Il entendit un léger bruit derrière lui et vit survenir Najiba. Elle se plaqua contre son dos et enserra sa taille, comme le font les compagnes des motards agrippées à leur cavalier d’apocalypse. La jeune fille avait perdu toute sa retenue d’avant et se comportait en amante.
Cette étreinte lui fut pénible. Il lui fit face afin de s’en libérer sans la vexer. Il eut vaguement la tentation de l’embrasser et de caresser sa superbe poitrine dure et palpitante. L’odeur qui l’avait incommodé au moment de leurs retrouvailles l’agressa.
— Allons finir notre repas, décida-t-il.
Lorsqu’il les ramena au garage, un motard de la police s’y trouvait, qui tambourinait contre la porte close. Son bolide ruisselant de chromes, appuyé sur sa béquille, brillait comme sur un présentoir du Salon de la moto.
— C’est moi que vous cherchez ? demanda le prince.
Le policier avait un visage rond faussement gentil.
— Blanvin Édouard ?
— Oui.
— Je suis chargé d’une citation à comparaître devant le tribunal correctionnel de Versailles.
Il tendit un feuillet clos, à l’en-tête inquiétant.
— Veuillez signer ici ! enjoignit-il en lui présentant un carnet aux pages écornées.
— Mais de quoi s’agit-il ? protesta Édouard.

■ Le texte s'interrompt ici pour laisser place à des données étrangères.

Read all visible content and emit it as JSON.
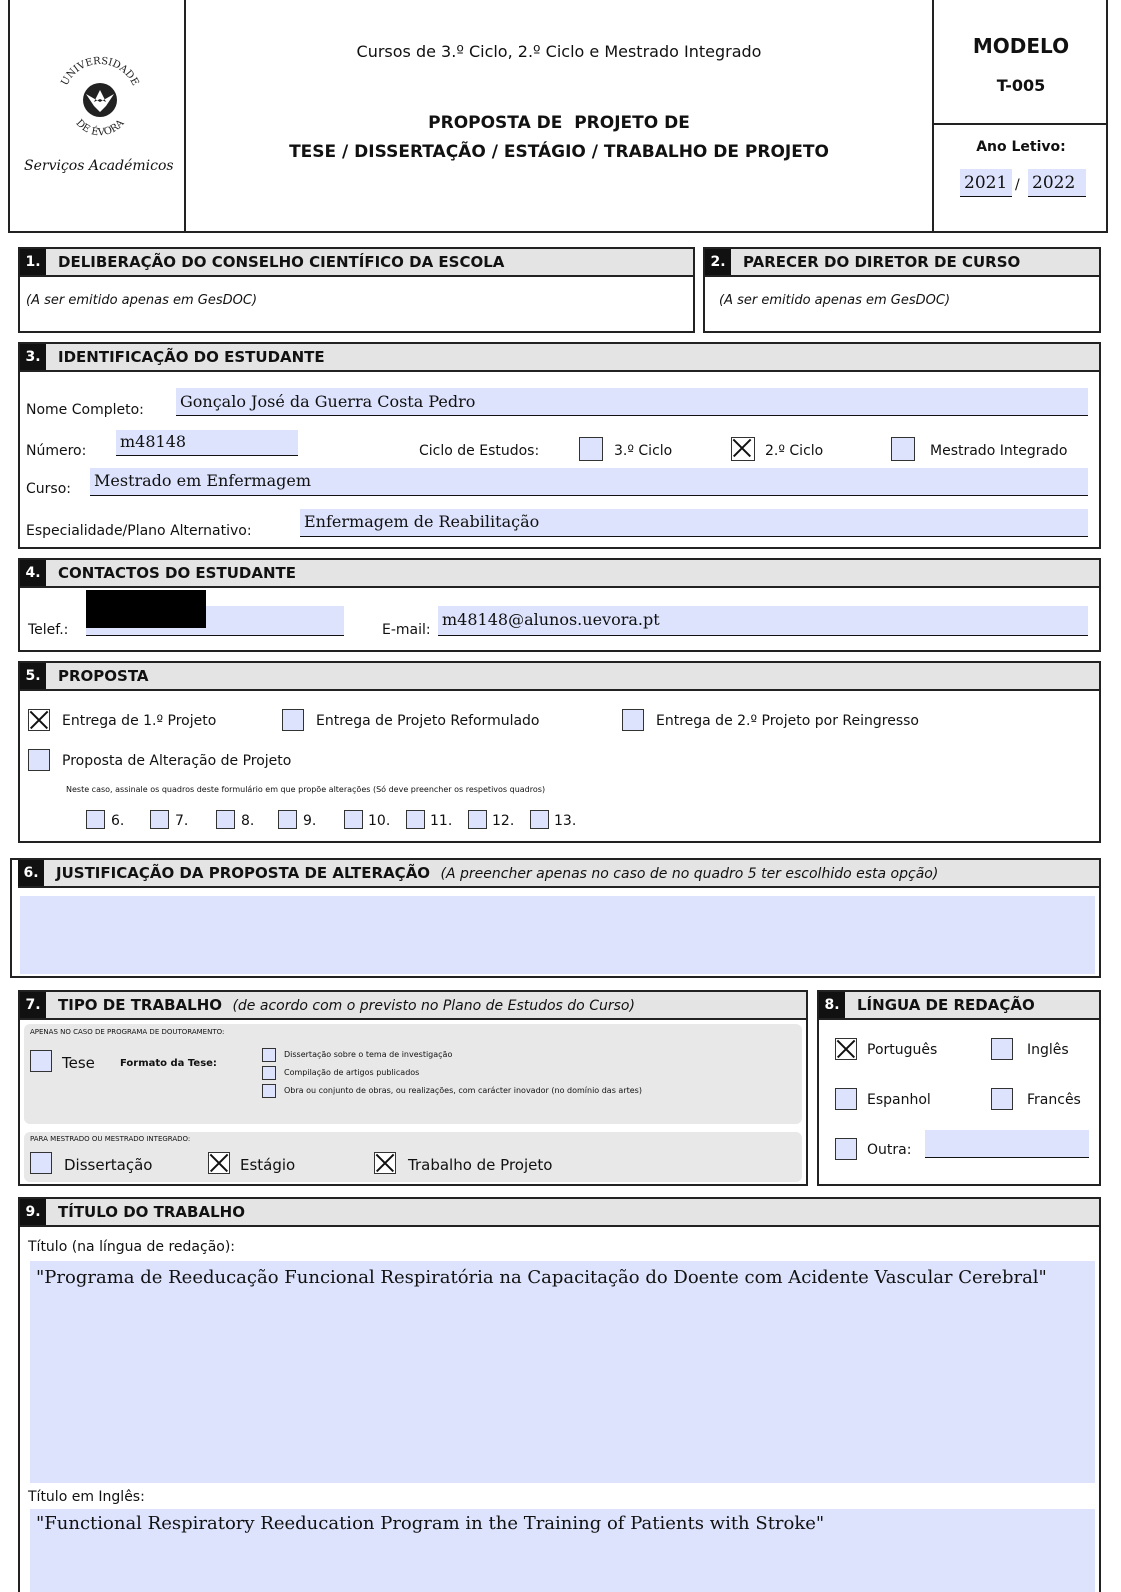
{
  "header": {
    "university_name": "UNIVERSIDADE DE ÉVORA",
    "services": "Serviços Académicos",
    "courses": "Cursos de 3.º Ciclo, 2.º Ciclo e Mestrado Integrado",
    "title_line1": "PROPOSTA DE  PROJETO DE",
    "title_line2": "TESE / DISSERTAÇÃO / ESTÁGIO / TRABALHO DE PROJETO",
    "model_label": "MODELO",
    "model_code": "T-005",
    "year_label": "Ano Letivo:",
    "year_start": "2021",
    "year_sep": "/",
    "year_end": "2022"
  },
  "s1": {
    "num": "1.",
    "title": "DELIBERAÇÃO DO CONSELHO CIENTÍFICO DA ESCOLA",
    "note": "(A ser emitido apenas em GesDOC)"
  },
  "s2": {
    "num": "2.",
    "title": "PARECER DO DIRETOR DE CURSO",
    "note": "(A ser emitido apenas em GesDOC)"
  },
  "s3": {
    "num": "3.",
    "title": "IDENTIFICAÇÃO DO ESTUDANTE",
    "name_label": "Nome Completo:",
    "name_value": "Gonçalo José da Guerra Costa Pedro",
    "number_label": "Número:",
    "number_value": "m48148",
    "cycle_label": "Ciclo de Estudos:",
    "cycle3": "3.º Ciclo",
    "cycle2": "2.º Ciclo",
    "integrated": "Mestrado Integrado",
    "course_label": "Curso:",
    "course_value": "Mestrado em Enfermagem",
    "spec_label": "Especialidade/Plano Alternativo:",
    "spec_value": "Enfermagem de Reabilitação"
  },
  "s4": {
    "num": "4.",
    "title": "CONTACTOS DO ESTUDANTE",
    "phone_label": "Telef.:",
    "email_label": "E-mail:",
    "email_value": "m48148@alunos.uevora.pt"
  },
  "s5": {
    "num": "5.",
    "title": "PROPOSTA",
    "opt1": "Entrega de 1.º Projeto",
    "opt2": "Entrega de Projeto Reformulado",
    "opt3": "Entrega de 2.º Projeto por Reingresso",
    "opt4": "Proposta de Alteração de Projeto",
    "note": "Neste caso, assinale os quadros deste formulário em que propõe alterações (Só deve preencher os respetivos quadros)",
    "quadros": [
      "6.",
      "7.",
      "8.",
      "9.",
      "10.",
      "11.",
      "12.",
      "13."
    ]
  },
  "s6": {
    "num": "6.",
    "title": "JUSTIFICAÇÃO DA PROPOSTA DE ALTERAÇÃO",
    "note": "(A preencher apenas no caso de no quadro 5 ter escolhido esta opção)"
  },
  "s7": {
    "num": "7.",
    "title": "TIPO DE TRABALHO",
    "note": "(de acordo com o previsto no Plano de Estudos do Curso)",
    "phd_label": "APENAS NO CASO DE PROGRAMA DE DOUTORAMENTO:",
    "tese": "Tese",
    "format_label": "Formato da Tese:",
    "f1": "Dissertação sobre o tema de investigação",
    "f2": "Compilação de artigos publicados",
    "f3": "Obra ou conjunto de obras, ou realizações, com carácter inovador (no domínio das artes)",
    "ms_label": "PARA MESTRADO OU MESTRADO INTEGRADO:",
    "dissertacao": "Dissertação",
    "estagio": "Estágio",
    "trabalho": "Trabalho de Projeto"
  },
  "s8": {
    "num": "8.",
    "title": "LÍNGUA DE REDAÇÃO",
    "pt": "Português",
    "en": "Inglês",
    "es": "Espanhol",
    "fr": "Francês",
    "other": "Outra:"
  },
  "s9": {
    "num": "9.",
    "title": "TÍTULO DO TRABALHO",
    "title_label": "Título (na língua de redação):",
    "title_value": "\"Programa de Reeducação Funcional Respiratória na Capacitação do Doente com Acidente Vascular Cerebral\"",
    "en_label": "Título em Inglês:",
    "en_value": "\"Functional Respiratory Reeducation Program in the Training of Patients with Stroke\""
  }
}
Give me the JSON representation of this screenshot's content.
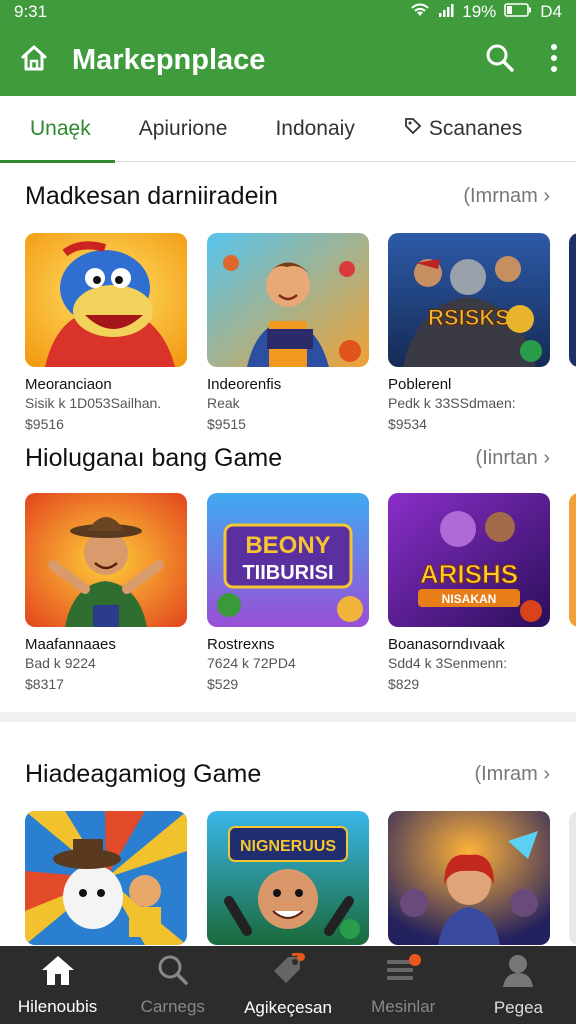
{
  "status": {
    "time": "9:31",
    "battery": "19%",
    "extra": "D4"
  },
  "appbar": {
    "title": "Markepnplace",
    "home_icon": "home-icon",
    "search_icon": "search-icon",
    "menu_icon": "more-vert-icon"
  },
  "tabs": [
    {
      "label": "Unaęk",
      "active": true
    },
    {
      "label": "Apiurione",
      "active": false
    },
    {
      "label": "Indonaiy",
      "active": false
    },
    {
      "label": "Scananes",
      "active": false
    }
  ],
  "sections": [
    {
      "title": "Madkesan darniiradein",
      "more": "(Imrnam ›",
      "items": [
        {
          "name": "Meoranciaon",
          "meta": "Sisik k 1D053Sailhan.",
          "price": "$9516"
        },
        {
          "name": "Indeorenfis",
          "meta": "Reak",
          "price": "$9515"
        },
        {
          "name": "Poblerenl",
          "meta": "Pedk k 33SSdmaen:",
          "price": "$9534"
        }
      ]
    },
    {
      "title": "Hioluganaı bang Game",
      "more": "(Iinrtan ›",
      "items": [
        {
          "name": "Maafannaaes",
          "meta": "Bad k 9224",
          "price": "$8317"
        },
        {
          "name": "Rostrexns",
          "meta": "7624 k 72PD4",
          "price": "$529"
        },
        {
          "name": "Boanasorndıvaak",
          "meta": "Sdd4 k 3Senmenn:",
          "price": "$829"
        }
      ]
    },
    {
      "title": "Hiadeagamiog Game",
      "more": "(Imram ›",
      "items": [
        {
          "name": "",
          "meta": "",
          "price": ""
        },
        {
          "name": "",
          "meta": "",
          "price": ""
        },
        {
          "name": "",
          "meta": "",
          "price": ""
        }
      ]
    }
  ],
  "thumb_text": {
    "s0_2": "RSISKS",
    "s1_1_a": "BEONY",
    "s1_1_b": "TIIBURISI",
    "s1_2_a": "ARISHS",
    "s1_2_b": "NISAKAN",
    "s2_1": "NIGNERUUS"
  },
  "bottom_nav": [
    {
      "label": "Hilenoubis",
      "icon": "home-icon",
      "active": true
    },
    {
      "label": "Carnegs",
      "icon": "search-icon",
      "active": false
    },
    {
      "label": "Agikeçesan",
      "icon": "tag-icon",
      "active": false
    },
    {
      "label": "Mesinlar",
      "icon": "list-icon",
      "active": false
    },
    {
      "label": "Pegea",
      "icon": "profile-icon",
      "active": false
    }
  ],
  "colors": {
    "accent": "#3f9b3c",
    "tab_active": "#2f8a30",
    "nav_bg": "#2c2c2c"
  }
}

— Je suppose que c’est écrit sur la convocation.
Le prince déchira le contour pointillé de perforations du document et lut. Il fut stupéfait. On lui annonçait en termes rigides qu’ayant fait défaut à différentes convocations du parquet de Versailles pour être entendu à propos d’une affaire de recel de voiture volée, il était traduit devant le tribunal correctionnel de Versailles.
— Je n’ai jamais reçu de convocations, je vous en donne ma parole ! assura-t-il au policier.
Le motard haussa les épaules.
— En tout cas, celle-ci vous l’aurez reçue ! dit-il en enfourchant sa bécane.
Ils le regardèrent disparaître, immobiles devant la porte fermée du garage.
— Tu te souviens d’avoir vu des convocations à mon nom ? demanda Édouard.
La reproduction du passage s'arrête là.